It has always seemed to me that the medical education process is fundamentally broken. The long period of study/indentured servitude/ridiculous hours and level of debt seem to be unique to that profession.
Expecting sympathy and high compensation for that just seems wrong.
Well, if you think that 4 years of undergrad, 4 years of med school, an internship, a residency and much sacrifice of time and money during those 12+ years shouldn’t be part of the cost of medical training what’s your proposal for training medical doctors? You want the dope head who maintains a 2.1 GPA in _________ studies operating on your brain?
It’s not sympathy or high compensation for the study. It’s high compensation for the study of and this may come as a shock, a marketable skill. Some skills are more valuable to society than others and this is reflected in compensation.
You can study twice as hard as a doctor in a worthless field and get paid to hand out fries. So it’s not directly related to study. That said, the opportunity cost being as high as it is and the skill being in demand means that doctors will have a price floor in order to pay the deferred costs, with interest, of their education.
No idea. But the private sector is relatively small in the UK, and quite a few of its doctors will also have NHS posts. Presumably on both counts incomes will be at least influenced by the NHS scales
Who said those were the only two options? The question is ludicrous in a capitalist society though. Without a government mandated wage floor, which physicians do not have, how can you ask if a particular class of non-government employees are overpaid? I exclude government employees since taxation to provide compensation is a power the private sector does not have. The private sector must satisfy “customers” not subjects.
There is not a wage floor but there are tremendous barriers to entry. The AMA acts as a guild which restricts the number of doctors entering the profession. This serves to artificially inflate doctors training costs and also doctors’ salaries.
If adding more doctors meant a 20% reduction in doctors’ takehome salaries that would save 6 billion dollars a year.
That’s the figure for an established general practitioner, like the GPs in my neighbourhood health centre. Hospital consultant specialists would be earning at least 50% more from the NHS, and there would be the possibility of more from managerial responsibilities or academic posts. By comparison, the most senior NHS national executive and clinical director posts are getting up to around £200k a year.
How is the AMA acting as a guild? Most doctors are not members of the AMA; degree-granting schools are accredited by the Liaison Committee on Medical Education, which is a joint program with the Association of American Medical Colleges.

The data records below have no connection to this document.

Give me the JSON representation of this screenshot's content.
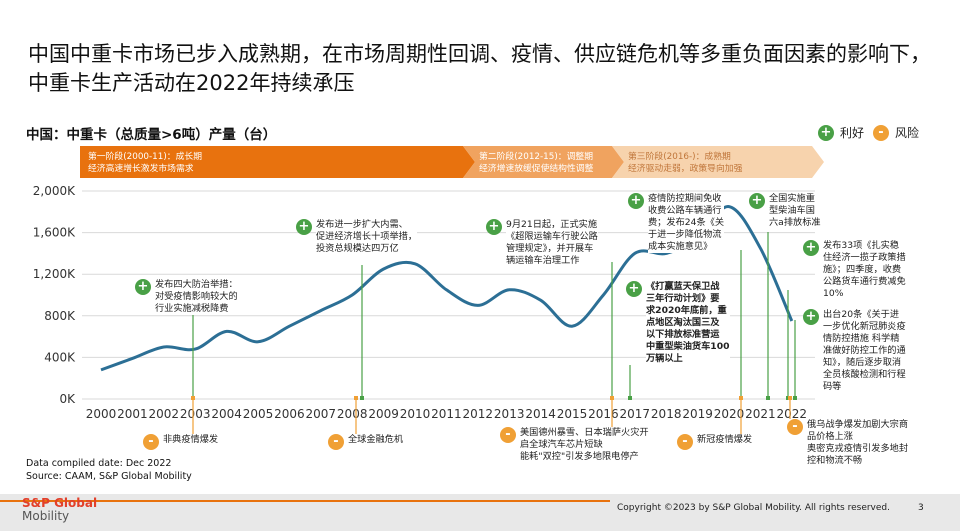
{
  "headline": "中国中重卡市场已步入成熟期，在市场周期性回调、疫情、供应链危机等多重负面因素的影响下，中重卡生产活动在2022年持续承压",
  "chart_title": "中国：中重卡（总质量>6吨）产量（台）",
  "legend": {
    "positive": "利好",
    "risk": "风险",
    "positive_symbol": "+",
    "risk_symbol": "-"
  },
  "phases": [
    {
      "label": "第一阶段(2000-11)：成长期",
      "sub": "经济高速增长激发市场需求",
      "color": "#e8720e"
    },
    {
      "label": "第二阶段(2012-15)：调整期",
      "sub": "经济增速放缓促使结构性调整",
      "color": "#f0a35f"
    },
    {
      "label": "第三阶段(2016-)：成熟期",
      "sub": "经济驱动走弱，政策导向加强",
      "color": "#f7d3ad"
    }
  ],
  "chart_data": {
    "type": "line",
    "title": "中国：中重卡（总质量>6吨）产量（台）",
    "x": [
      2000,
      2001,
      2002,
      2003,
      2004,
      2005,
      2006,
      2007,
      2008,
      2009,
      2010,
      2011,
      2012,
      2013,
      2014,
      2015,
      2016,
      2017,
      2018,
      2019,
      2020,
      2021,
      2022
    ],
    "x_tick_labels": [
      "2000",
      "2001",
      "2002",
      "2003",
      "2004",
      "2005",
      "2006",
      "2007",
      "2008",
      "2009",
      "2010",
      "2011",
      "2012",
      "2013",
      "2014",
      "2015",
      "2016",
      "2017",
      "2018",
      "2019",
      "2020",
      "2021",
      "2022"
    ],
    "series": [
      {
        "name": "",
        "values": [
          280,
          390,
          500,
          480,
          650,
          550,
          700,
          850,
          1000,
          1250,
          1300,
          1050,
          900,
          1050,
          950,
          700,
          1000,
          1400,
          1400,
          1550,
          1850,
          1450,
          750
        ]
      }
    ],
    "ylim": [
      0,
      2000
    ],
    "y_ticks": [
      0,
      400,
      800,
      1200,
      1600,
      2000
    ],
    "y_tick_labels": [
      "0K",
      "400K",
      "800K",
      "1,200K",
      "1,600K",
      "2,000K"
    ],
    "line_color": "#2c6f95",
    "grid": true
  },
  "events": [
    {
      "kind": "positive",
      "year": 2003,
      "lines": [
        "发布四大防治举措：",
        "对受疫情影响较大的",
        "行业实施减税降费"
      ]
    },
    {
      "kind": "positive",
      "year": 2008,
      "lines": [
        "发布进一步扩大内需、",
        "促进经济增长十项举措，",
        "投资总规模达四万亿"
      ]
    },
    {
      "kind": "positive",
      "year": 2016,
      "lines": [
        "9月21日起，正式实施",
        "《超限运输车行驶公路",
        "管理规定》，并开展车",
        "辆运输车治理工作"
      ]
    },
    {
      "kind": "positive",
      "year": 2017,
      "lines": [
        "《打赢蓝天保卫战",
        "三年行动计划》要",
        "求2020年底前，重",
        "点地区淘汰国三及",
        "以下排放标准营运",
        "中重型柴油货车100",
        "万辆以上"
      ]
    },
    {
      "kind": "positive",
      "year": 2020,
      "lines": [
        "疫情防控期间免收",
        "收费公路车辆通行",
        "费；发布24条《关",
        "于进一步降低物流",
        "成本实施意见》"
      ]
    },
    {
      "kind": "positive",
      "year": 2021,
      "lines": [
        "全国实施重",
        "型柴油车国",
        "六a排放标准"
      ]
    },
    {
      "kind": "positive",
      "year": 2022,
      "lines": [
        "发布33项《扎实稳",
        "住经济一揽子政策措",
        "施》；四季度，收费",
        "公路货车通行费减免",
        "10%"
      ]
    },
    {
      "kind": "positive",
      "year": 2022,
      "lines": [
        "出台20条《关于进",
        "一步优化新冠肺炎疫",
        "情防控措施 科学精",
        "准做好防控工作的通",
        "知》，随后逐步取消",
        "全员核酸检测和行程",
        "码等"
      ]
    },
    {
      "kind": "risk",
      "year": 2003,
      "lines": [
        "非典疫情爆发"
      ]
    },
    {
      "kind": "risk",
      "year": 2008,
      "lines": [
        "全球金融危机"
      ]
    },
    {
      "kind": "risk",
      "year": 2011,
      "lines": [
        "美国德州暴雪、日本瑞萨火灾开",
        "启全球汽车芯片短缺",
        "能耗\"双控\"引发多地限电停产"
      ]
    },
    {
      "kind": "risk",
      "year": 2020,
      "lines": [
        "新冠疫情爆发"
      ]
    },
    {
      "kind": "risk",
      "year": 2022,
      "lines": [
        "俄乌战争爆发加剧大宗商",
        "品价格上涨",
        "奥密克戎疫情引发多地封",
        "控和物流不畅"
      ]
    }
  ],
  "footer": {
    "compiled": "Data compiled date: Dec 2022",
    "source": "Source: CAAM, S&P Global Mobility",
    "copyright": "Copyright ©2023 by S&P Global Mobility. All rights reserved.",
    "page": "3",
    "logo_line1": "S&P Global",
    "logo_line2": "Mobility"
  }
}
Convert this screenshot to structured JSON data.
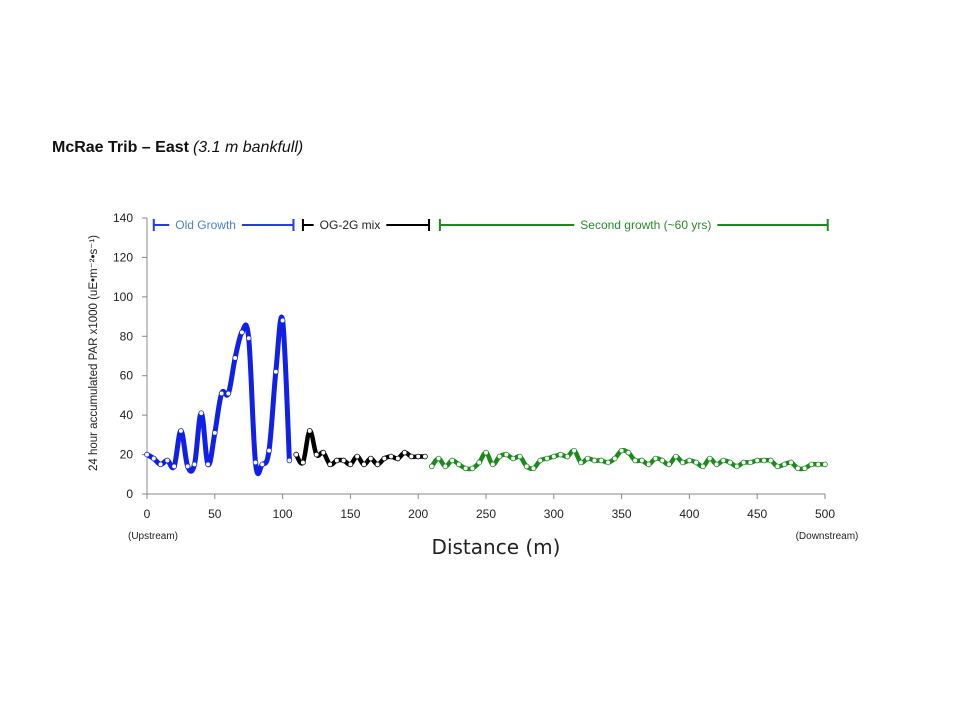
{
  "title": {
    "main": "McRae Trib – East",
    "sub": "(3.1 m bankfull)"
  },
  "chart_data": {
    "type": "line",
    "xlabel": "Distance (m)",
    "ylabel": "24 hour accumulated PAR x1000 (uE•m⁻²•s⁻¹)",
    "xlim": [
      0,
      500
    ],
    "ylim": [
      0,
      140
    ],
    "xticks": [
      "0",
      "50",
      "100",
      "150",
      "200",
      "250",
      "300",
      "350",
      "400",
      "450",
      "500"
    ],
    "yticks": [
      "0",
      "20",
      "40",
      "60",
      "80",
      "100",
      "120",
      "140"
    ],
    "grid": false,
    "x_end_labels": {
      "left": "(Upstream)",
      "right": "(Downstream)"
    },
    "segments": [
      {
        "label": "Old Growth",
        "color": "#1f3fe0",
        "label_color": "#4a7fd9",
        "range": [
          5,
          108
        ]
      },
      {
        "label": "OG-2G mix",
        "color": "#000000",
        "label_color": "#222222",
        "range": [
          115,
          208
        ]
      },
      {
        "label": "Second growth (~60 yrs)",
        "color": "#1a8a1a",
        "label_color": "#2a8a2a",
        "range": [
          216,
          502
        ]
      }
    ],
    "series": [
      {
        "color": "#1020e8",
        "width": 5,
        "x": [
          0,
          5,
          10,
          15,
          20,
          25,
          30,
          35,
          40,
          45,
          50,
          55,
          60,
          65,
          70,
          75,
          80,
          85,
          90,
          95,
          100,
          105
        ],
        "y": [
          20,
          18,
          15,
          17,
          14,
          32,
          14,
          15,
          41,
          15,
          31,
          51,
          51,
          69,
          82,
          79,
          16,
          15,
          22,
          62,
          88,
          17
        ]
      },
      {
        "color": "#000000",
        "width": 4.5,
        "x": [
          110,
          115,
          120,
          125,
          130,
          135,
          140,
          145,
          150,
          155,
          160,
          165,
          170,
          175,
          180,
          185,
          190,
          195,
          200,
          205
        ],
        "y": [
          20,
          16,
          32,
          20,
          21,
          15,
          17,
          17,
          15,
          19,
          15,
          18,
          15,
          18,
          19,
          18,
          21,
          19,
          19,
          19
        ]
      },
      {
        "color": "#1a8a1a",
        "width": 4.5,
        "x": [
          210,
          215,
          220,
          225,
          230,
          235,
          240,
          245,
          250,
          255,
          260,
          265,
          270,
          275,
          280,
          285,
          290,
          295,
          300,
          305,
          310,
          315,
          320,
          325,
          330,
          335,
          340,
          345,
          350,
          355,
          360,
          365,
          370,
          375,
          380,
          385,
          390,
          395,
          400,
          405,
          410,
          415,
          420,
          425,
          430,
          435,
          440,
          445,
          450,
          455,
          460,
          465,
          470,
          475,
          480,
          485,
          490,
          495,
          500
        ],
        "y": [
          14,
          18,
          14,
          17,
          15,
          13,
          13,
          16,
          21,
          15,
          19,
          20,
          18,
          19,
          14,
          13,
          17,
          18,
          19,
          20,
          19,
          22,
          16,
          18,
          17,
          17,
          16,
          18,
          22,
          21,
          17,
          17,
          15,
          18,
          17,
          15,
          19,
          16,
          17,
          16,
          14,
          18,
          15,
          17,
          16,
          14,
          16,
          16,
          17,
          17,
          17,
          14,
          15,
          16,
          13,
          13,
          15,
          15,
          15
        ]
      }
    ]
  }
}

The number of medical students and graduates in the U.S. has been rising fairly steadily for years, and the American healthcare industry also employs many medical graduates from abroad.
Doctor training costs are high because it is very elaborate, lengthy training requiring lots of expensive equipment and highly-trained personnel, AND public financial support, particularly at the state level, has been declining for quite some time. For example, at the University of Kansas Medical School, state funding paid more than half the budget as recently as 12-15 years ago; now, it’s less than a third, and the percentage is expected to dwindle further. The school made up part of the difference by jacking up tuition, which meant students needed larger loans.
In the UK, for a six-year undergraduate medical degree (the norm here), the tuition fees max out at £9000 pa for the first four years, and then the subsequent years are funded by the NHS. So that’s about $52,000 I think. How does that compare with a typical US medic loan burden?
Here’s Oxford University’s funding page as an example
By a couple of ways. As you say the AMA is half of the accreditation board that must accredit all medical colleges. Although the number of physicians is slowly increasing demand is also increasing as the population ages. Currently over half of all people applying to medical college are not accepted and the high wages in that field mean that if more colleges were accredited then more people would become doctors.
The other way they act as guild is to try to limit what nurse practitioners and others can legally do.
At the University of Kansas, the annual medical school tuition is $33,694.20 for Kansas residents and $59,655.90 of out-of-state students (cite–see p. 12 of pdf). At KU, medical school is four years (so, about $135,000), not including the four years of undergraduate work before applying for medical school, and not including living expenses, various fees, costs of textbooks, and miscellaneous.
Are those useful barriers to entry or just roadblocks set up to reduce the number of doctors?
I think that we can probably live with less qualified primary care physicians but those aren’t the ones drawing most of the money out of the system and frankly we have so many tiers of nursing professionals providing primary care that we probably don’t need to reduce the hurdle much.
Do you really think we are being too selective in choosing our brain surgeons and eyeball doctors?
We could save double that if we let medicare negotiate prices for drugs. There are probably areas where doctors are overpaid but as a whole they are not the ones sinking the boat.
There are US doctors who make tons of money, but we tend to forget about all the interns and residents who are living in net poverty in exchange for the chance to maybe pay back student loans.
It’s kind of a fucked system, but IMO those who run this gauntlet and pay back their loans by mid-30s are getting fair compensation for their skills and opportunity cost.
ETA: Anyone who can give an otherwise healthy 5-year-old child a new heart is entitled to whatever the market can bear, IMO.